The area command, with the help of Captain Jonathan Howell acting as the director of operations for the Divisional Incident Command, put together a collaborative plan to lead what has become its biggest feeding operation to date.
Given the effort’s scope and complexity, The Salvation Army turned to local partners to maximize the impact value of its work.

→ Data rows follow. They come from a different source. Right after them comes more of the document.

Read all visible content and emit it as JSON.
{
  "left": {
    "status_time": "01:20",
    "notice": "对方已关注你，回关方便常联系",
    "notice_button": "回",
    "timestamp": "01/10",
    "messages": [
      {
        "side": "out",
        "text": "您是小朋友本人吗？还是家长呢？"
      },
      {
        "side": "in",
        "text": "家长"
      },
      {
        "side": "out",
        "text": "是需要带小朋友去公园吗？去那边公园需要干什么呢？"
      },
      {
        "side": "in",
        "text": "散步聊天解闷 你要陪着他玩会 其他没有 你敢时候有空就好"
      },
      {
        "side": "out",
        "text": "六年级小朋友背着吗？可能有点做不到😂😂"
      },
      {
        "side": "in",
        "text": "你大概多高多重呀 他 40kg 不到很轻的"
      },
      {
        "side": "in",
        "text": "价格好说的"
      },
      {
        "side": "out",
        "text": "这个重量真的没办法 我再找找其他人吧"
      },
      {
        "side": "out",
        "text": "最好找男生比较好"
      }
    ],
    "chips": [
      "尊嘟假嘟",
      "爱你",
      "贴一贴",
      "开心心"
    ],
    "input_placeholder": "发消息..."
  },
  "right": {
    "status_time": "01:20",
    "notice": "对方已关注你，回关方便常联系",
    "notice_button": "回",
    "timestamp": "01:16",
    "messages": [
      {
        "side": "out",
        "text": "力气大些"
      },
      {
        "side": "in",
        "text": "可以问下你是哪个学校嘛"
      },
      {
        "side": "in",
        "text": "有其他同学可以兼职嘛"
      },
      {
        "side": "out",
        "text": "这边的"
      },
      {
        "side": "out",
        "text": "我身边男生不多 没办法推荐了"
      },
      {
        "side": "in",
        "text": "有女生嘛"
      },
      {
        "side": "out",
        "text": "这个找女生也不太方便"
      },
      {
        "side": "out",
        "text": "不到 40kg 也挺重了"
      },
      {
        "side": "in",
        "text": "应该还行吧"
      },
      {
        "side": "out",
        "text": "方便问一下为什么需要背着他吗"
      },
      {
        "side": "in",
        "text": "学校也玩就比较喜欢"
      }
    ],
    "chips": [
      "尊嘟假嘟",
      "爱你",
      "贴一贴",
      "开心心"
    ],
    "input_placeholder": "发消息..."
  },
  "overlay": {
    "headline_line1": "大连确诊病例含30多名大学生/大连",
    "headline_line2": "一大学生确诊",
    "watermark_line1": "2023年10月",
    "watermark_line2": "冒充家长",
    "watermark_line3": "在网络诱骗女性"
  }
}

The Baltimore Ravens were among the first to step up and the most generous to date: The football team gave the Army $100,000 for its feeding initiative. They brought into the conversation the Maryland Stadium Authority, which made Parking Lot “C” of the Camden Yards Sports Complex available for staging; there, two refrigerated trucks donated by Perdue Farms store meals prior to delivery.
The Army partnered with ROUGE Fine Catering to prepare up to 10,000 meals a day – 5,000 cold lunches and 5,000 microwaveable dinners to be delivered Monday through Friday.
Twice as much food is prepared Thursday and Friday to ensure there’s enough to last through the weekend, said Melin Sotiriou-Droz, community relations manager. Meals go to vulnerable seniors living independently, as well as 145 senior living facilities and housing complexes referred through the Department of Aging’s LEAN Campaign and Maryland Access Point.
“In a crisis like this where everybody is affected, it can be tough to find people to help,” said Lieutenant Antiono Willis, site commander. “To have the Ravens just say, ‘This is totally on us. Just do it,’ that was blessing No. 1. Then to not only give us the parking lot, but to be part of the hope with the financial contribution, it put the icing on the cake.”
This community effort is fueled by volunteers who accompany the drivers in vehicles provided by the Baltimore City Department of Transportation. In addition to their generosity, the Ravens, joined by the Baltimore Orioles baseball team, Towson University, and others, put out a call for helpers through their social media channels.
The Salvation Army thanks the Ravens for leading the charge to support the program. Their “play by play” involvement during the preparation and execution of this operation, extending their infrastructure, agency contacts and financial support, and mobilizing their ‘Ravens Flock’ network of fans, help boost not only the community’s morale, but its well-being.
“The Ravens,” Lieutenant Willis said, “are our hometown heroes more than they can ever know.”